Worthington (WOR) Form 4 shows 6,549-share disposition by Controller
Rhea-AI Filing Summary
Kevin J. Chan, an officer (Controller) and director of Worthington Enterprises, Inc. (WOR), filed a Form 4 reporting transactions dated 08/08/2025. The filing shows a disposition of 6,549 common shares and reports 2,944.07 common shares held indirectly through a 401(k) plan. The Form also records activity in the companys deferred compensation "phantom stock" arrangement, with entries shown as 3.73 and 136.89 in the derivative table and a reference price of $63.21 as reported in the filing.
The explanatory notes state the 401(k) figures derive from a plan statement dated August 8, 2025 and clarify that the phantom stock tracks WOR common shares one-for-one under the Worthington Enterprises, Inc. Amended and Restated 2005 Deferred Compensation Plan; dividend reinvestment credited additional theoretical shares on June 30, 2025. The Form is signed by an attorney-in-fact on behalf of Mr. Chan on 08/11/2025.
Positive
- Indirect ownership retained: The reporting person continues to hold 2,944.07 shares indirectly via a 401(k) plan.
- Deferred compensation exposure: Phantom-stock holdings that track WOR common shares remain credited under the companys deferred compensation plan, including dividend reinvestment credited on 06/30/2025.
Negative
- Officer disposition: The Form reports a disposition of 6,549 common shares on 08/08/2025.
- Sale price not disclosed in Table I: The common-share disposition entry in Table I does not show a reported price for the transaction.
Insights
TL;DR: Officer sale reported; routine disclosure with limited standalone market impact absent percentage context.
The Form 4 documents a disposition of 6,549 common shares by Kevin J. Chan on 08/08/2025 and shows 2,944.07 shares held indirectly via a 401(k) plan. Without information on Mr. Chans prior total holdings or the sale price in Table I, it is not possible to assess the size of the sale relative to his stake or to quantify dilution or signaling effects. The filing also records activity in a deferred compensation phantom-stock option that mirrors common shares and reflects dividend reinvestment credits on 06/30/2025, which preserves indirect economic exposure rather than an outright cash exit.
TL;DR: Filing appears compliant and documents holdings in employer-sponsored plans and phantom-stock arrangements.

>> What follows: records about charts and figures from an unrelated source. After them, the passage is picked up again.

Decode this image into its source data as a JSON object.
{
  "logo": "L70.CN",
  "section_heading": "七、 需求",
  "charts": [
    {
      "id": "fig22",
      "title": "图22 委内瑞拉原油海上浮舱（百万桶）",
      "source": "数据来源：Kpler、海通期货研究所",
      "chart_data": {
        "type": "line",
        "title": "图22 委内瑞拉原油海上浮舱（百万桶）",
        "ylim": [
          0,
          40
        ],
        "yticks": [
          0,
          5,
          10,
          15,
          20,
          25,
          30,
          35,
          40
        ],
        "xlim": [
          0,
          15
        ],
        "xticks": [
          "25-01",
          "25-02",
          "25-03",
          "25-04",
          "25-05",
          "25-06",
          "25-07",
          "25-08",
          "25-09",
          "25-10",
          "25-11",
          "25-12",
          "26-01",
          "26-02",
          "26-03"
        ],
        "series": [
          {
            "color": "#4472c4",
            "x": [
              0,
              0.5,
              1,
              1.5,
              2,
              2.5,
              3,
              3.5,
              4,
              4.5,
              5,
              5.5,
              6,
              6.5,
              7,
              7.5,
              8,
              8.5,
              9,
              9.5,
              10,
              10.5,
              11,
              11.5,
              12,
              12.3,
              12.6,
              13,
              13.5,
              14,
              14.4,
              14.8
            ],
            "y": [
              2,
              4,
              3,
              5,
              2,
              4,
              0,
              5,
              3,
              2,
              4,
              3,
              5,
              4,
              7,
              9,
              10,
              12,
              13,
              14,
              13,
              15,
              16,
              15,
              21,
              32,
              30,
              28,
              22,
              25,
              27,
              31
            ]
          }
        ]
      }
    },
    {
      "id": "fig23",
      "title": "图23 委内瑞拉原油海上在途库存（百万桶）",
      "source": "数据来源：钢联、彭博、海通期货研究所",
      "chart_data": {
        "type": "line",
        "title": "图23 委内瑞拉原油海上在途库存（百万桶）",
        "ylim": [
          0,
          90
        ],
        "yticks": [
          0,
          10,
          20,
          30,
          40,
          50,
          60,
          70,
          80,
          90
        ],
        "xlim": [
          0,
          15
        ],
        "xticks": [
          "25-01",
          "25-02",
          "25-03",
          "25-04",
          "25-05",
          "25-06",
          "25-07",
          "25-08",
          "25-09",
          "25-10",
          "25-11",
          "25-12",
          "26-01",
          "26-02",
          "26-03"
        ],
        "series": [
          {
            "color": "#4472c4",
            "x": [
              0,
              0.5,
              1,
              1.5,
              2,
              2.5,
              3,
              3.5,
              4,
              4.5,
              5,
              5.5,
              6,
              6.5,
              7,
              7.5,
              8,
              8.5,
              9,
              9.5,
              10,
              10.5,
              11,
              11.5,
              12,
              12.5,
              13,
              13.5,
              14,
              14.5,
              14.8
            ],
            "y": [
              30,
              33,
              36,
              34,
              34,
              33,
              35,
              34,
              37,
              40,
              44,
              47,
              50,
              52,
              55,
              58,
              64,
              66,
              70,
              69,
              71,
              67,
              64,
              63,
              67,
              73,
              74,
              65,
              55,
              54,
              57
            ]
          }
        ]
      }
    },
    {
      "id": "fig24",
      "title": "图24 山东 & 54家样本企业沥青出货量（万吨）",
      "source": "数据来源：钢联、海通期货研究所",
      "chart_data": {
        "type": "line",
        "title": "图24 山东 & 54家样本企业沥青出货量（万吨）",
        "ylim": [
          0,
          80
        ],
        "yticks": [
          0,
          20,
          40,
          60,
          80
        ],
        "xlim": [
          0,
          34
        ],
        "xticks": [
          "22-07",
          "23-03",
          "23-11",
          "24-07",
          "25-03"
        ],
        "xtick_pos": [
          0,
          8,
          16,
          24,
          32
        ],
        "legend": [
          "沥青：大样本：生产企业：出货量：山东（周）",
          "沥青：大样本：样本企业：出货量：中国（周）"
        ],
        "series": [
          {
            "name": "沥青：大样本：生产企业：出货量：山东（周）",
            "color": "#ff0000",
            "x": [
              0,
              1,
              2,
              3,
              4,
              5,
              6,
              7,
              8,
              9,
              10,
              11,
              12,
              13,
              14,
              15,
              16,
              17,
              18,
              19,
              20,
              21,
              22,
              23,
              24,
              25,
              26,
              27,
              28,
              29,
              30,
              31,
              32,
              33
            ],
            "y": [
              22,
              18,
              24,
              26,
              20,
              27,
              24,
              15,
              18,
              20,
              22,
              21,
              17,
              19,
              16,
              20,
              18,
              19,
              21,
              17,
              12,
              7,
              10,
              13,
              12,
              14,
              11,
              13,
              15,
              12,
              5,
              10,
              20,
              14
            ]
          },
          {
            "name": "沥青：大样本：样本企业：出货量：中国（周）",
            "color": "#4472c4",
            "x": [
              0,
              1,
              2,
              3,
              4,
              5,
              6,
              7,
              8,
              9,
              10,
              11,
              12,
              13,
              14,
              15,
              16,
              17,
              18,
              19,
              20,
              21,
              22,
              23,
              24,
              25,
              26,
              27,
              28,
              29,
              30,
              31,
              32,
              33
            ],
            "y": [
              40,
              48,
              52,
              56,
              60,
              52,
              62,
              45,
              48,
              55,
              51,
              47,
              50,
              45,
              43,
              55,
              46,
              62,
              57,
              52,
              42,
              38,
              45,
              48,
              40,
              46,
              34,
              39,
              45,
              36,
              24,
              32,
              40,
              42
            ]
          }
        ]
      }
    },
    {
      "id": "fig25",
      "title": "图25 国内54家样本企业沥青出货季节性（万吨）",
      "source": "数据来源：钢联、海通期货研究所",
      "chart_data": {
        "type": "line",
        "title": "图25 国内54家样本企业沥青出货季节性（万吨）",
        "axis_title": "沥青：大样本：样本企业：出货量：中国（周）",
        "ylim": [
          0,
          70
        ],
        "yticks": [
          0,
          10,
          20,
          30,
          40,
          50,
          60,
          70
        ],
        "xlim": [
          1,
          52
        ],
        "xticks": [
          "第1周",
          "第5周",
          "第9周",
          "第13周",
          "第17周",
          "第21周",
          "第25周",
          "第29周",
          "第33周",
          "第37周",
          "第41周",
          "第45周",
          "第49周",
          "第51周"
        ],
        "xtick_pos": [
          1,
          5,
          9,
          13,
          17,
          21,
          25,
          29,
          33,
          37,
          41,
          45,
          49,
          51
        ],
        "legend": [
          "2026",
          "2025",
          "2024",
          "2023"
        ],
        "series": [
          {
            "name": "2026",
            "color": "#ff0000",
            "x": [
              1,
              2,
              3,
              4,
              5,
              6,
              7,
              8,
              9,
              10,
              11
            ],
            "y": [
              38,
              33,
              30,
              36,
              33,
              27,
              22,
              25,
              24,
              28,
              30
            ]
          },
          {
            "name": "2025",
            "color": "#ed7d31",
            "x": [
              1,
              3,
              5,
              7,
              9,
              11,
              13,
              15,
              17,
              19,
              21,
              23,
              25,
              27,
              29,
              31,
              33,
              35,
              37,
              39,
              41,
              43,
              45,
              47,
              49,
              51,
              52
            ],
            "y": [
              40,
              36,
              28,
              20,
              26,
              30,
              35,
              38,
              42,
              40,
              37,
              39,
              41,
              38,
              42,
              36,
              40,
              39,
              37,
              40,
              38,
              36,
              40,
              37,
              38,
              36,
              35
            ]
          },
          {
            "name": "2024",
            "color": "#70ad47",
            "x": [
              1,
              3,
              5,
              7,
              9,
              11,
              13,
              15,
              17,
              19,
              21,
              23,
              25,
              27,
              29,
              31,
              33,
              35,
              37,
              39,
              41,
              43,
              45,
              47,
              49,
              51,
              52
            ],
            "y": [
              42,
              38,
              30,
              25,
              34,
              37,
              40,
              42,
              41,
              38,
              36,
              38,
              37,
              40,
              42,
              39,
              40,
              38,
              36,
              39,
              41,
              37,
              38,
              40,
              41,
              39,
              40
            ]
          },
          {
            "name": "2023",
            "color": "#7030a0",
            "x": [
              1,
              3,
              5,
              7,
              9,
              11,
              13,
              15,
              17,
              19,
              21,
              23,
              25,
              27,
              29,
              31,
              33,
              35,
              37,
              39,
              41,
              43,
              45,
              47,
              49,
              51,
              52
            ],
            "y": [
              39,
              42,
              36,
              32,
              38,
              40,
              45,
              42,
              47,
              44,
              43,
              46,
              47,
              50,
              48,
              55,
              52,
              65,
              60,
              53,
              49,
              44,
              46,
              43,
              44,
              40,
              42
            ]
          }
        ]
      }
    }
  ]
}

The Form 4 discloses direct and indirect beneficial ownership consistent with Section 16 reporting: Mr. Chan is identified as an officer (Controller) and director, the sale of 6,549 shares is reported as a disposition, and indirect holdings of 2,944.07 shares are attributed to a 401(k) plan statement dated 08/08/2025. The report includes phantom-stock entries tied to the companys deferred compensation plan and notes restrictions on transfers since October 1, 2014, with distributions generally made in WOR common shares. The signature by an attorney-in-fact on 08/11/2025 completes the procedural filing requirements.
Insider Trade Summary
| Type | Security | Shares | Price | Value |
|---|---|---|---|---|
| Grant/Award | Phantom Stock | 3.73 | $63.21 | $235.77 |
| holding | Common Shares | -- | -- | -- |
| holding | Common Shares | -- | -- | -- |
Footnotes (1)
- The information in this report is based on a 401(k) Plan statement dated as of August 8, 2025. The theoretical WOR common shares ("phantom stock") credited to the reporting person's account in the Worthington Industries, Inc. Amended and Restated 2005 Deferred Compensation Plan, as amended (the "Plan") track WOR common shares on a one-for-one basis. Prior to October 1, 2014, the account balances related to the phantom stock investment option could be immediately transferred to other deemed investment options under the terms of the Plan. The Plan provides that, effective October 1, 2014 and thereafter, any amount credited in a participant's account to the phantom stock fund may not be transferred to an alternative deemed investment option under the Plan until distribution from the Plan. Distributions are made only in WOR common shares and generally commence upon leaving Worthington Enterprises, Inc. and its subsidiaries. The amount reported includes the additional unfunded theoretical common shares (i.e., phantom stock) credited pursuant to the theoretical Worthington Enterprises, Inc. common shares deemed investment option pursuant to the dividend reinvestment feature of the 2005 NQ Plan on June 30, 2025.